A striking similarity exists in the descriptions of nineteenth-century children reared in foundling homes and those institutionalized in modern Romania. The repetitive self-hugging and rocking movements, the extreme sensitivity to tactile stimulation, and the flat affect of many of these children are all characteristics that would have seemed familiar to Izidor. In his autobiography
Abandoned for Life
, he describes the morning-to-evening routine at the Sighetu Marmatiei orphanage: “Most of the time, the children did the same old thing; rock back and forth, sleep or hurt themselves.
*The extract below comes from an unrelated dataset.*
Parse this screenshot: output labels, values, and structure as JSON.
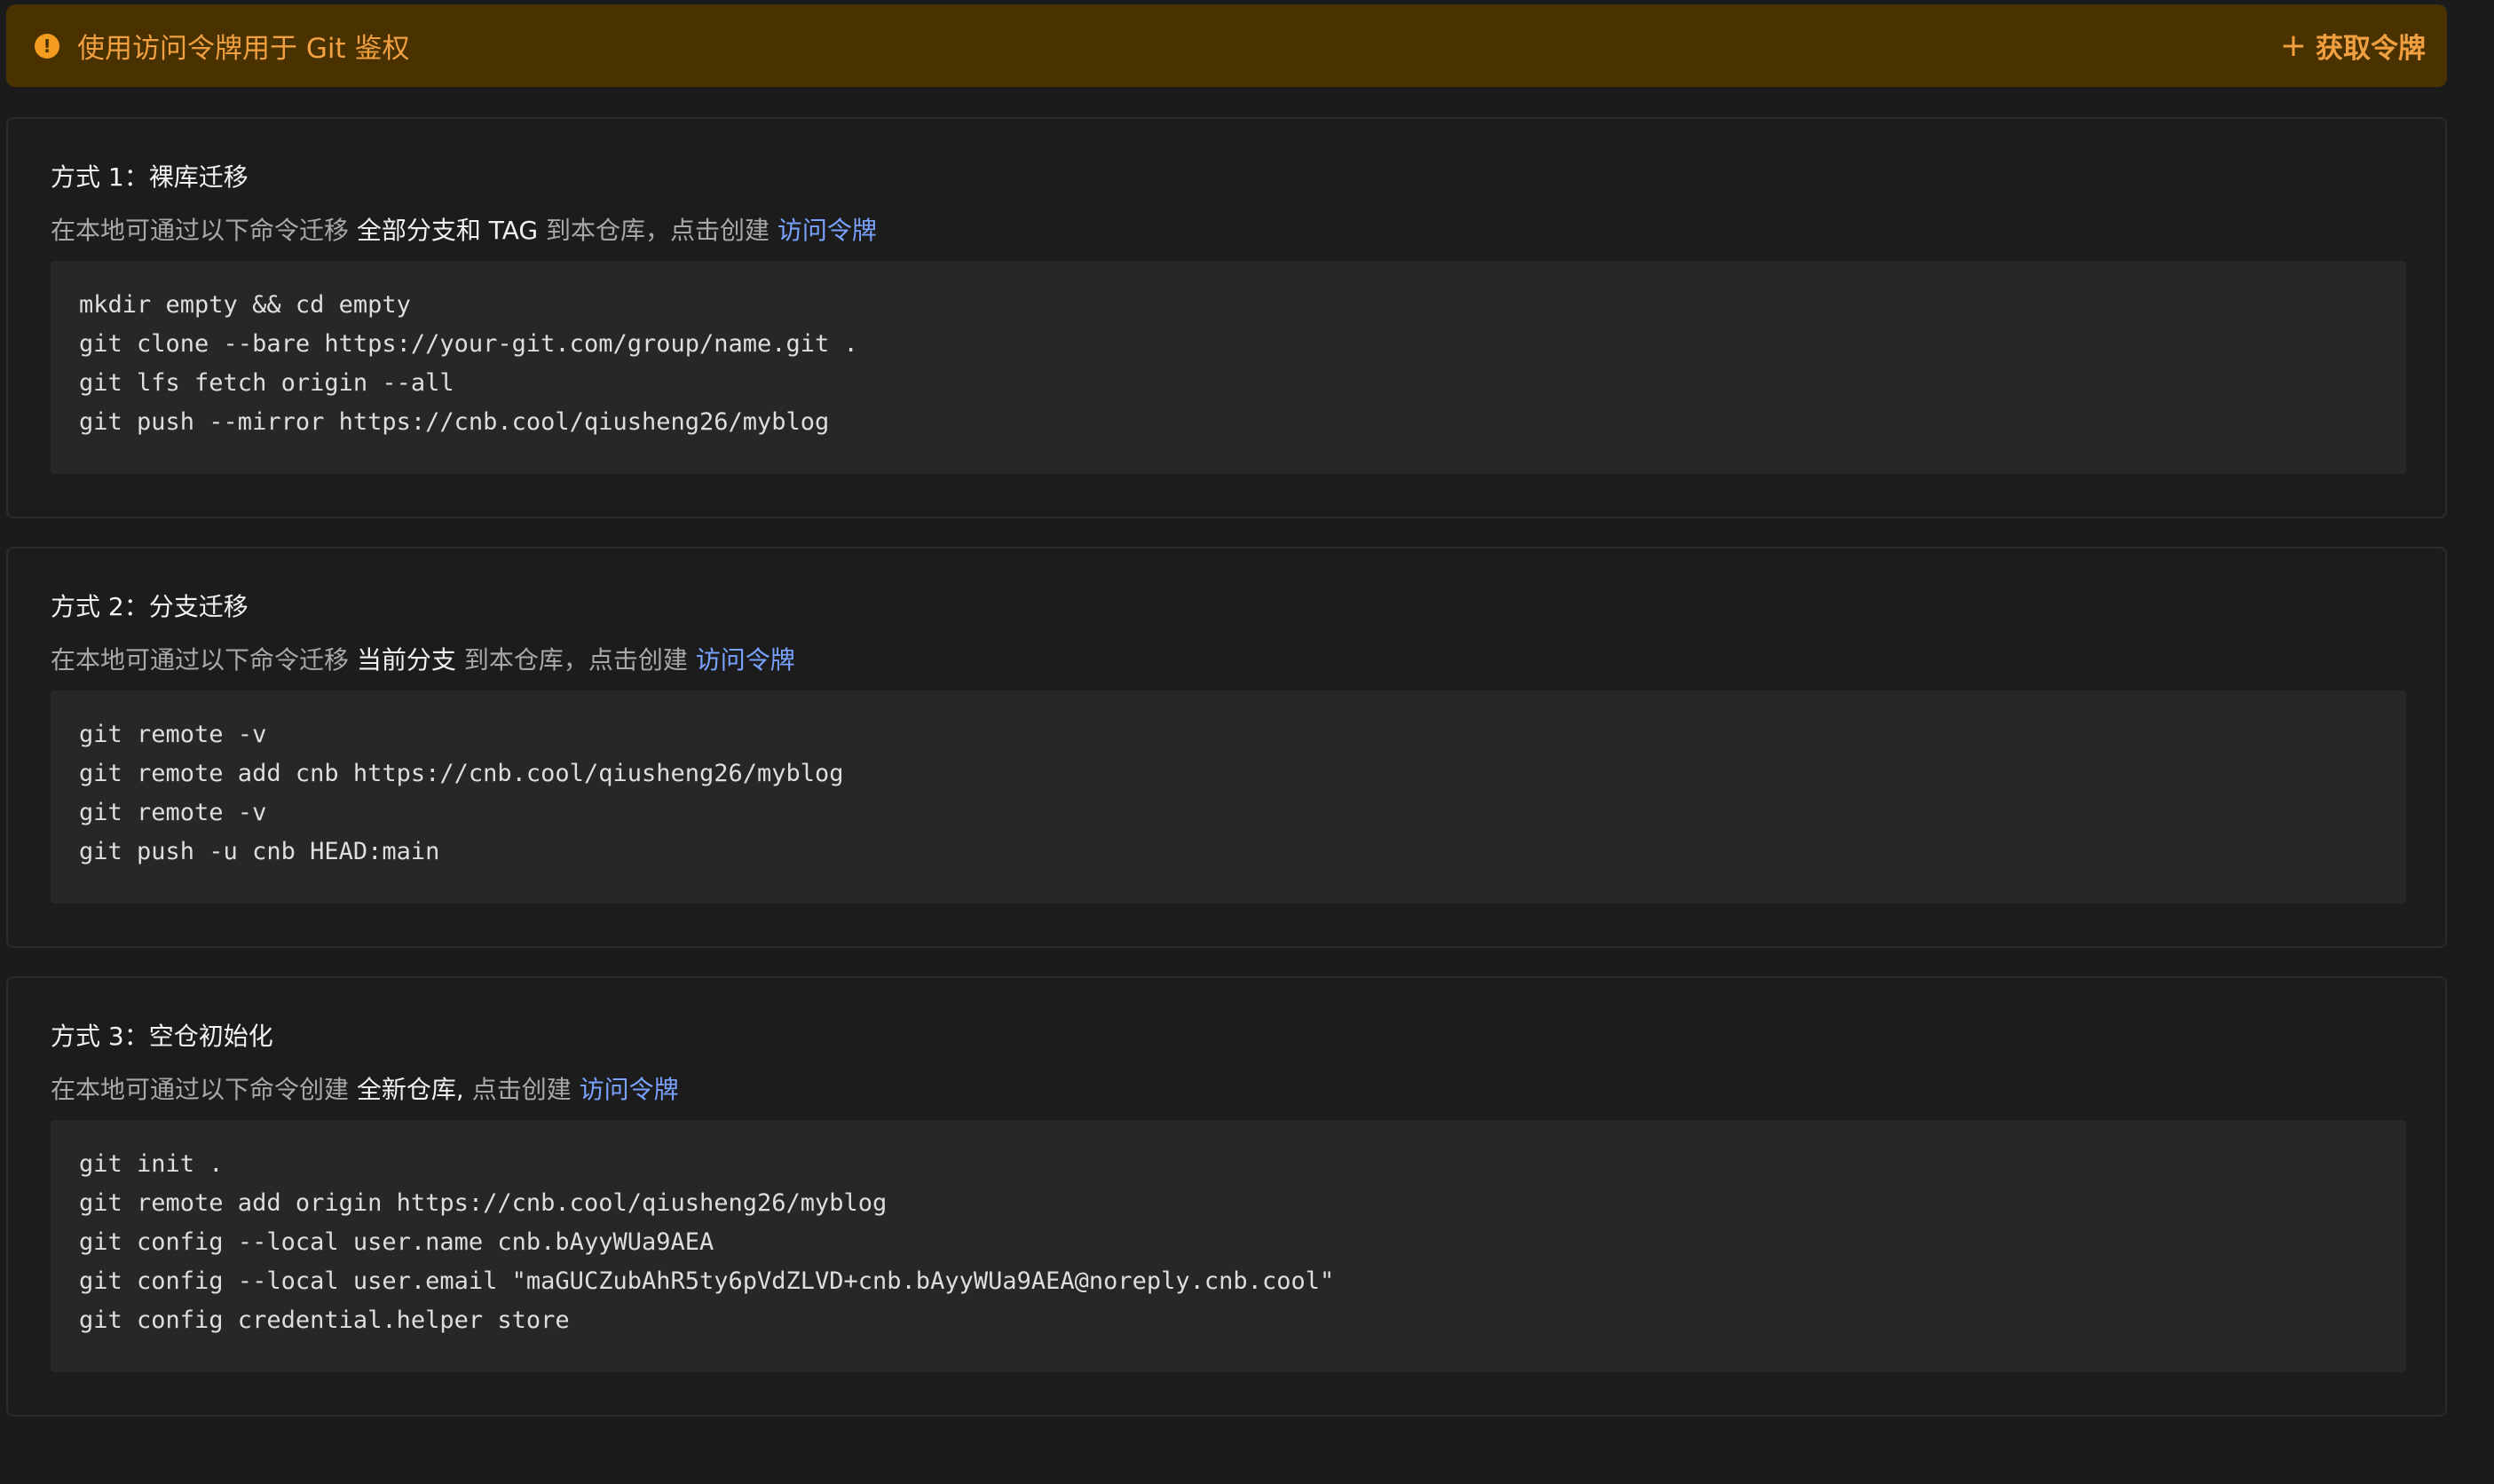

If they continued hurting themselves, the house nannies either gave the children more medication or put them into straight jackets.” With a ratio of one nanny for every 75 children during the day and one for every 150 children during the evening, there was not much time for the kinds of tactile stimulation—simple, loving touch—that are known to be so crucial for normal psychological and physical development. It is only in the past twenty years or so that scientists have begun to show that pleasurable touch during the early period of life is crucial for normal brain development and why its deprivation can produce autistic-like behaviors.